4. Kraaijpoel N, Di Nisio M, Mulder FI, et al. Clinical Impact of Bleeding in Cancer-Associated Venous Thromboembolism: Results from the Hokusai VTE Cancer Study. Thromb Haemost. 2018;118(8):1439-1449. doi:10.1055/s-0038-1667001.
5. Young AM, Marshall A, Thirlwall J, et al. Comparison of an Oral Factor Xa Inhibitor With Low Molecular Weight Heparin in Patients With Cancer With Venous Thromboembolism: Results of a Randomized Trial (SELECT-D). J Clin Oncol. 2018;36(20):2017-2023. doi:10.1200/JCO.2018.78.8034.
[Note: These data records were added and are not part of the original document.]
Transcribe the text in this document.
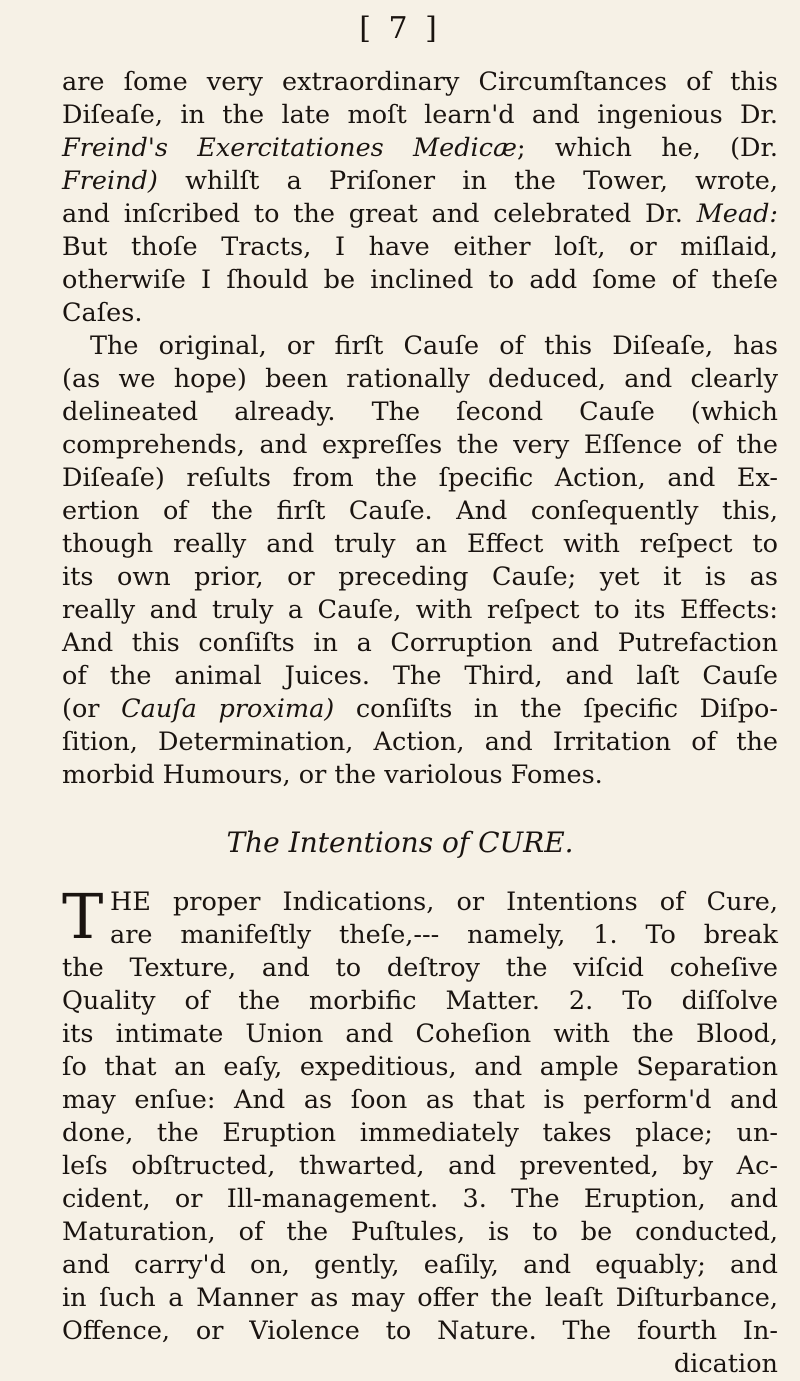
[ 7 ]
are ſome very extraordinary Circumſtances of this
Diſeaſe, in the late moſt learn'd and ingenious Dr.
Freind's Exercitationes Medicæ; which he, (Dr.
Freind) whilſt a Priſoner in the Tower, wrote,
and inſcribed to the great and celebrated Dr. Mead:
But thoſe Tracts, I have either loſt, or miſlaid,
otherwiſe I ſhould be inclined to add ſome of theſe
Caſes.
The original, or firſt Cauſe of this Diſeaſe, has
(as we hope) been rationally deduced, and clearly
delineated already. The ſecond Cauſe (which
comprehends, and expreſſes the very Eſſence of the
Diſeaſe) reſults from the ſpecific Action, and Ex-
ertion of the firſt Cauſe. And conſequently this,
though really and truly an Effect with reſpect to
its own prior, or preceding Cauſe; yet it is as
really and truly a Cauſe, with reſpect to its Effects:
And this conſiſts in a Corruption and Putrefaction
of the animal Juices. The Third, and laſt Cauſe
(or Cauſa proxima) conſiſts in the ſpecific Diſpo-
ſition, Determination, Action, and Irritation of the
morbid Humours, or the variolous Fomes.
The Intentions of CURE.
T HE proper Indications, or Intentions of Cure,
are manifeſtly theſe,--- namely, 1. To break
the Texture, and to deſtroy the viſcid coheſive
Quality of the morbific Matter. 2. To diſſolve
its intimate Union and Coheſion with the Blood,
ſo that an eaſy, expeditious, and ample Separation
may enſue: And as ſoon as that is perform'd and
done, the Eruption immediately takes place; un-
leſs obſtructed, thwarted, and prevented, by Ac-
cident, or Ill-management. 3. The Eruption, and
Maturation, of the Puſtules, is to be conducted,
and carry'd on, gently, eaſily, and equably; and
in ſuch a Manner as may offer the leaſt Diſturbance,
Offence, or Violence to Nature. The fourth In-
dication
6. Ageno W, Vedovati MC, Cohen A, et al. Bleeding with Apixaban and Dalteparin in Patients with Cancer-Associated Venous Thromboembolism: Results from the Caravaggio Study. Thromb Haemost. 2021;121(5):616-624. doi:10.1055/s-0040-1720975.
7. Farge D, Frere C, Connors JM, et al. 2019 international clinical practice guidelines for the treatment and prophylaxis of venous thromboembolism in patients with cancer. Lancet Oncol. 2019;20(10):e566-e581. doi:10.1016/S1470-2045(19)30336-5.
8. Zwicker JI, Karp Leaf R, Carrier M. A meta-analysis of intracranial hemorrhage in patients with brain tumors receiving therapeutic anticoagulation. J Thromb Haemost. 2016;14(9):1736-1740. doi:10.1111/jth.13387.
9. Porfidia A, Giordano M, Sturiale CL, et al. Risk of intracranial bleeding in patients with primary brain cancer receiving therapeutic anticoagulation for venous thromboembolism: A meta-analysis. Brain Behav. 2020;10(6):e01638. doi:10.1002/brb3.1638.